Dzień I - Ćwilin
Prawie dokładnie rok temu byliśmy z Madzią
w Beskidzie Wyspowym. Od tamtego wyjazdu wiele się zmieniło u Nas. Może dlatego
też, postanowiliśmy zrobić sobie taki retro sentymentalny powrót na szlaki
wyspowego. Załatwiliśmy sobie parę wolnych dni w pracy i nie patrząc na
prognozy pogody ruszyliśmy do Mszany Dolnej. Podróż przebiegła bez większych
problemów. Około 10.30 byliśmy już na miejscu. Nocleg załatwiliśmy sobie w
ośrodku ,,Słoneczko’’ na ulicy Stawowej, z dala od centrum miasta. Bo
potrzebowaliśmy ciszy oraz spokoju. Rozpakowaliśmy się, spakowaliśmy rzeczy do
mniejszych plecaków, zrobiliśmy herbatę do termosów, zabraliśmy jedzenie i
ruszyliśmy na szlak.
|
Na Ćwilinie...tylko razem! |
Na pierwszy ogień wybraliśmy Nasz ulubiony
szczyt i polanę na Ćwilinie. Widoki stamtąd są jednymi z najpiękniejszych w
polskich beskidach. I co najważniejsze, nie ma tam tłumów ludzi. Panuje zupełna
cisza, wiatr hula po polanie, słychać szum drzew…a te widoki!!. Busem podjechaliśmy
na Przełęcz Gruszowiec i spod ,,Baru pod Cyckiem” ruszyliśmy niebieskim
szlakiem, początkowo łagodnie przez pola, potem już cały czas ostro do góry
przez las. Beskid Wyspowy ma to do siebie, że jest mało uczęszczany przez
turystów, nie ma tu też parku narodowego, przez to też o szlaki się tu średnio
dba. Tym razem na niebieskim szlaku zastaliśmy dużo powalonych drzew
blokujących szlak. Ludzie porobili już ich obejścia. Nie zmienia to faktu, że powinny
one zostać usunięte przez leśników, PTTK czy kogoś innego, komu szlaki
podlegają. Także szlak jest słabo zadbany - koniec kropka.
|
Relaks na szczycie. |
|
Szlak na Ćwilin czasem jest trudny... |
Podejście poszło Nam szybciej niż się
spodziewaliśmy i po kilkudziesięciu minutach wyszliśmy z lasu. Teraz mogliśmy
się cieszyć wspaniałymi widokami. Tradycyjnie dochodząc do drogi ,,stokówki’’

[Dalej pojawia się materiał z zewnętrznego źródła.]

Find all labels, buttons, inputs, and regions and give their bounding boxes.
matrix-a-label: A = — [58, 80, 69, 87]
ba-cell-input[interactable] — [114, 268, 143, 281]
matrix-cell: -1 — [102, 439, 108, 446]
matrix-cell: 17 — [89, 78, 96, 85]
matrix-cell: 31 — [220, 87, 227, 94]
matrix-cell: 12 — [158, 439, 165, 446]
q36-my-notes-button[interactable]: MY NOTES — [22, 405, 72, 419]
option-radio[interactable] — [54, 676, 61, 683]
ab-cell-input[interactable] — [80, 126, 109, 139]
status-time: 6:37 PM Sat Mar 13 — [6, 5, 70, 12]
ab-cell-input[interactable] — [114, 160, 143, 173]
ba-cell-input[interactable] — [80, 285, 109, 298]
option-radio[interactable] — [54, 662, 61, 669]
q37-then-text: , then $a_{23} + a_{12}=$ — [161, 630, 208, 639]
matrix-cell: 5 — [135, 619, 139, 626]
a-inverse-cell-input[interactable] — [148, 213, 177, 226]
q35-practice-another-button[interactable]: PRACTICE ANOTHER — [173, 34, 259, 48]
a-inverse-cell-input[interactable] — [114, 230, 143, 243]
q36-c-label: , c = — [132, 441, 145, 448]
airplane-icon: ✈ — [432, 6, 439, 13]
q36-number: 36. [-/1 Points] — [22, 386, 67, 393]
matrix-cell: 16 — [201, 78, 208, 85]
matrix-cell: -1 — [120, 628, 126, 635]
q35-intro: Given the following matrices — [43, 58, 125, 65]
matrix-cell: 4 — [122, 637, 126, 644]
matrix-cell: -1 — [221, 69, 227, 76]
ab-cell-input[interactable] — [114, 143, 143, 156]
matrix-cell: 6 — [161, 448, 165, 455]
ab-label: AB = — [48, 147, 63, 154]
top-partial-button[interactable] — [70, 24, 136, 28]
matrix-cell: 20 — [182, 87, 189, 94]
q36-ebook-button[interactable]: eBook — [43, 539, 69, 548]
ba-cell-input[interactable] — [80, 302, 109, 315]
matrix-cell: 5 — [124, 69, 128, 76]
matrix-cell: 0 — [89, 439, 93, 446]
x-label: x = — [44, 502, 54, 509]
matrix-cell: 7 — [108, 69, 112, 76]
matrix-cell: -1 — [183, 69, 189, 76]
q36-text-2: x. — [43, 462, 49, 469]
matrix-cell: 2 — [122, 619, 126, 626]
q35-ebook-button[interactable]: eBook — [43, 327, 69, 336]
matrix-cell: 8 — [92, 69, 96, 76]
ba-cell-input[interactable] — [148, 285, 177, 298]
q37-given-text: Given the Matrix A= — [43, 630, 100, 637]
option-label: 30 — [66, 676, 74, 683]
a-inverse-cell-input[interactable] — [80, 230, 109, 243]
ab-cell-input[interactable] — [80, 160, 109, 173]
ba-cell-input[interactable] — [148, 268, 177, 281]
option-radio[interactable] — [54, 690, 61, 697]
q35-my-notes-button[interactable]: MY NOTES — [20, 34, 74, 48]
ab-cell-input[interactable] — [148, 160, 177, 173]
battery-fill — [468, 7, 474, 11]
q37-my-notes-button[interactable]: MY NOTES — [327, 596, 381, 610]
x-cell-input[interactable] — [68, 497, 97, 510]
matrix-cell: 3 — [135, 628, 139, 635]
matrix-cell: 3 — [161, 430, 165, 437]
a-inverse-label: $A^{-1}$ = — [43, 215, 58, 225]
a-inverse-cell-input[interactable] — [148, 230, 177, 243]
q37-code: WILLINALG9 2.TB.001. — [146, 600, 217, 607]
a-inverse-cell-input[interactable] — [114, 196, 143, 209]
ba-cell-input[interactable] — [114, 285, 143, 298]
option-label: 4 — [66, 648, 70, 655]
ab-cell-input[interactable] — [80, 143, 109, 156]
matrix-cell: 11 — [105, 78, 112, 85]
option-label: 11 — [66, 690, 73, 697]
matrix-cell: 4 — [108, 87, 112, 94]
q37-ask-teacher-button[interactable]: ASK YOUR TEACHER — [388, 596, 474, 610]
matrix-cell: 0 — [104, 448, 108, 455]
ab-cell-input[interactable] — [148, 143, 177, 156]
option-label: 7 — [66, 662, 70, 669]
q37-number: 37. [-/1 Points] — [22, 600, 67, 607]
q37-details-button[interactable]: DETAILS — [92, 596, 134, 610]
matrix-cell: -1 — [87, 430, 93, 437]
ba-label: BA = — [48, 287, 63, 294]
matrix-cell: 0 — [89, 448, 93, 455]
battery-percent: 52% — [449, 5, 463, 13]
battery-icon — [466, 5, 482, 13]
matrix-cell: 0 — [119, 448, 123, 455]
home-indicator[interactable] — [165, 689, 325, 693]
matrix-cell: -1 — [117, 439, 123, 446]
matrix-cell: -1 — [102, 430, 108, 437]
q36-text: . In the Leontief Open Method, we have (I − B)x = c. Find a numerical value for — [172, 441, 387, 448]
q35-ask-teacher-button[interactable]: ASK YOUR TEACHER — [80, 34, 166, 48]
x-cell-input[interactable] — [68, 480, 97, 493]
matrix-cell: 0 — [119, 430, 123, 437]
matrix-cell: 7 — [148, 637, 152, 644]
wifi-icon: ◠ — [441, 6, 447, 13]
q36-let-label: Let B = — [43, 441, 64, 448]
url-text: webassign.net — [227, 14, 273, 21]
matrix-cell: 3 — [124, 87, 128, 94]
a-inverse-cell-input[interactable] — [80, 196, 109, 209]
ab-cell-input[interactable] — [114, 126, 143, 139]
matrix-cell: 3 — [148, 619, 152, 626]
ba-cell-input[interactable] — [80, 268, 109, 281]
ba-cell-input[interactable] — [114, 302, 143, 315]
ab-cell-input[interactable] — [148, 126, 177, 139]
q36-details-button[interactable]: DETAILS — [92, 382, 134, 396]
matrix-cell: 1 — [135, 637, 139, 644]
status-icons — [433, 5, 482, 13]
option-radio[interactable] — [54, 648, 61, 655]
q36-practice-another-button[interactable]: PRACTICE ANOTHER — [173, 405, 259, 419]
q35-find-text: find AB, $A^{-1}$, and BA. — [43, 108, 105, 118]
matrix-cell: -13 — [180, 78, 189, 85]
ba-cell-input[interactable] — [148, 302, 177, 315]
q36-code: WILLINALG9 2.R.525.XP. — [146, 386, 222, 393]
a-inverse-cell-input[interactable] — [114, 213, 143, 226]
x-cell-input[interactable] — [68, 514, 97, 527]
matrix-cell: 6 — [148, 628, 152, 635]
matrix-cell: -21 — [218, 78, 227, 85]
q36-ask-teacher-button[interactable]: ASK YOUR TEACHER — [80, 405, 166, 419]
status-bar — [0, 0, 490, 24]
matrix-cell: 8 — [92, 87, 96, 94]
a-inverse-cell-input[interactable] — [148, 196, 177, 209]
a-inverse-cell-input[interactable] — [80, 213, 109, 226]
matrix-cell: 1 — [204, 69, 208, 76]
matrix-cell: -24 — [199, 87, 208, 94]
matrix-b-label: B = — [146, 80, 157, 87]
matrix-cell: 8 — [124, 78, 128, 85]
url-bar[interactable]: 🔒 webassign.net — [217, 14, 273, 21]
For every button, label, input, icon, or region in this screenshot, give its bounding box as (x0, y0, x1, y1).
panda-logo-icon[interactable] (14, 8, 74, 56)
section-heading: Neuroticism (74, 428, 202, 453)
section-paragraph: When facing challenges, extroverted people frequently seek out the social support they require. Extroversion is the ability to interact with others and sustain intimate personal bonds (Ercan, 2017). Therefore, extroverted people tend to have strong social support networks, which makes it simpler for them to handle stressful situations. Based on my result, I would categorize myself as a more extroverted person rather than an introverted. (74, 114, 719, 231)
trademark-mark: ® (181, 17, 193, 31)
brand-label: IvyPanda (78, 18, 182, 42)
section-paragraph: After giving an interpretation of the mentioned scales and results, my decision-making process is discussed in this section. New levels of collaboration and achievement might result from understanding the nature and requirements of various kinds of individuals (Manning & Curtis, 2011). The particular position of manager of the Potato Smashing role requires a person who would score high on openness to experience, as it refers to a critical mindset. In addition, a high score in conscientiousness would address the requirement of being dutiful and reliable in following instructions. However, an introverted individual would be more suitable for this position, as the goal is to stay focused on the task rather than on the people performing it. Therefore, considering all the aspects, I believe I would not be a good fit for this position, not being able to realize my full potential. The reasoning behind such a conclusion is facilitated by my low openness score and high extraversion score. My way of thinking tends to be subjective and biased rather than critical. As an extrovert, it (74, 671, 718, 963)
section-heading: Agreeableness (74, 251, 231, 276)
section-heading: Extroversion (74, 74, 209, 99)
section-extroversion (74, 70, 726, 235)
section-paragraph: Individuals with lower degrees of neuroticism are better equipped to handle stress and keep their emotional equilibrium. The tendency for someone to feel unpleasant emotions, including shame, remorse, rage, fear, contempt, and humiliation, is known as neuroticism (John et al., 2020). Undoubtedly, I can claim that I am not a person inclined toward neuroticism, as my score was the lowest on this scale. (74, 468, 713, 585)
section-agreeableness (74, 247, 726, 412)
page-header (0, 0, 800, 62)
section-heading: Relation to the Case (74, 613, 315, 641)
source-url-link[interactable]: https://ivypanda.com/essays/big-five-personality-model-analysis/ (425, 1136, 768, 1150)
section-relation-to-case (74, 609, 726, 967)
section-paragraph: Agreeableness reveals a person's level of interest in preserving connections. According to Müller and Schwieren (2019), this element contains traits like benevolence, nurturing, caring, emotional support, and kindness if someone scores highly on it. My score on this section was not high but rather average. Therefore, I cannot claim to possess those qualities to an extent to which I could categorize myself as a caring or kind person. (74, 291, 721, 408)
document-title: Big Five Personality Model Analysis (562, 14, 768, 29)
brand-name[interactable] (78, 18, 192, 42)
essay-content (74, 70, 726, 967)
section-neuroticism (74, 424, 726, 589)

nie poszliśmy na wprost szlakiem pod górę, tylko tą drogą, która okrąża szczyt
Ćwilina i gwarantuje widokowy marsz. Dochodzi się do szlabanu i ambonki i
trzeba pójść w lewo połączonym szlakiem żółtym oraz niebieskim. Po około 15
minutach byliśmy na polanie szczytowej. Pogoda ładna, świeciło słonko, choć
wiatr był chłodny. Na szczycie było tylko małżeństwo z dzieciakami. Także
Wyspowy gwarantuje pustki na szlakach nawet w wakacje.
|
Szczyt Ćwilina, ławy i stoły, miejsca po ogniskach... |
Rozłożyliśmy się wygodnie na jednej z ław, wyjęliśmy
jedzenie i picie z plecaków, Magda rozłożyła statyw. Powoli chłonęliśmy to, co
Nas otaczało, widoki po horyzont na Babią Górę ukrytą trochę za mglistym
powietrzem, Tatry skryte w chmurach, tak bliskie Gorce czy Beskid Sądecki. Na
Mogielicy w słońcu połyskiwał dach na wieży widokowej. I ta cudowna cisza…tak!!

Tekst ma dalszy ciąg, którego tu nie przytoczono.